We Are All Poets
By Novella Carpenter
I NEED to spend more time with poets. Last weekend, I hung out with some young poets—hot for words, for performing their work, for building up their community. They were erecting a teepee on some land on the coast, getting ready to plant a farm and live simply on the land. Though I've mostly dismissed a rural lifestyle for myself, this concept of poetry, fresh vegetables and surviving on nothing seemed wonderful.
The one thing the poets told me they needed, though, was a car with good fuel mileage. Poets are poor, and driving to and from the country to haul supplies was going to cost a pretty penny. I suggested the usual: a Honda Civic, a Toyota Corolla, a VW Golf. Biodiesel or a fuel-efficient hybrid didn't seem within their budget, and a horse or a bike wasn't practical on those shoulderless roads.
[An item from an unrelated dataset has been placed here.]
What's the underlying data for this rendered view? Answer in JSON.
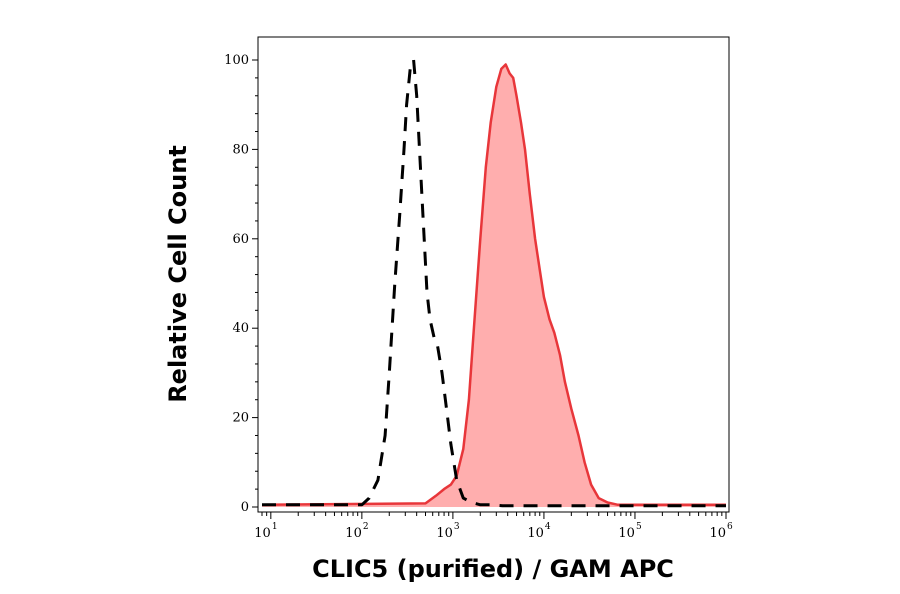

With the price of a barrel of oil hovering near $70 already, and the onset of the official summer driving season (when demand is very high), I'm predicting that gas prices are going to reach more than $100 per barrel this summer. These skyrocketing prices will make all of us feel like poor poets at the gas pump.
Which brings me to what I really fear: alternatives to petroleum. I've spilt a lot of ink on ethanol, biodiesel, electric cars, even hydrogen fuel cell cars in this column, and I still believe these are all somewhat viable options to petroleum. Depending on how the alternative fuel is made and used, I call these "lesser-evil" replacement fuels—but there are a few very evil replacement fuels that have me worried.
One of these Darth Vaders is coal. An article last week in The New York Times said that as oil prices increase the likelihood of coal being used as a petroleum substitute increases. Price blockades that previously held back coal development are cleared at $70, $80 and $90 barrels of oil. The story reported that coal will make former petrol products like plastic bags, acetic acid and fertilizer.
The story mentioned a process called Fischer-Trope, which turns coals into, gulp, diesel fuel. Now for those of you holier-than-thous yelling about the imperfections of crop-based fuels, imagine a country using coal to power cars, trucks and trains. Dirty indeed. I visited a coal plant in West Virginia once, and the people who worked there suffered from black lung, and even they complained to me that coal was bad for the environment. Coal mining and plants are responsible for arsenic in groundwater in addition to polluting the air.
There's a lot of coal in the ground, too. In the United States alone, there are 254 billion tons in the ground; China holds 114 billion tons—leaving the two biggest users of energy holding reserves that they may need soon. But how much coal will have to be burned into the atmosphere in order to "direct liquefy coal into fuel?" It's madness.
Another scary fuel that may come to market with increased petroleum oil prices is shale oil. A close cousin to coal, shale is an underground material that contains kerogen, which can be distilled into petroleum. According to Wikipedia.com, there are an estimated 1.6 trillion barrels of oil held within the world's shale reserves. This is equivalent to the world's remaining oil reserves, so shale has been touted as a substitute once petroleum runs out or becomes incredibly expensive.
The problem with turning shale into oil, as with liquefying coal into diesel fuel, is the enormous input of energy required to get the final product. Shale is either strip-mined or taken out in situ. Mining sounds like what it is—a desecration of land—along with the added inefficiency of trucking materials to a production facility. Shell Oil has been toying with in situ, which involves heating shale in the ground for four years until it's ready to be pumped out like oil. Imagine that four-year energy bill!
Again, this is using more energy in order to get energy, shrinking the output. We can bet that this energy is fundamentally wasteful, makes a gross negative impact on the environment and people and will still be incredibly expensive. Starting this summer, and the rest of this century, we'll all be feeling the pinch.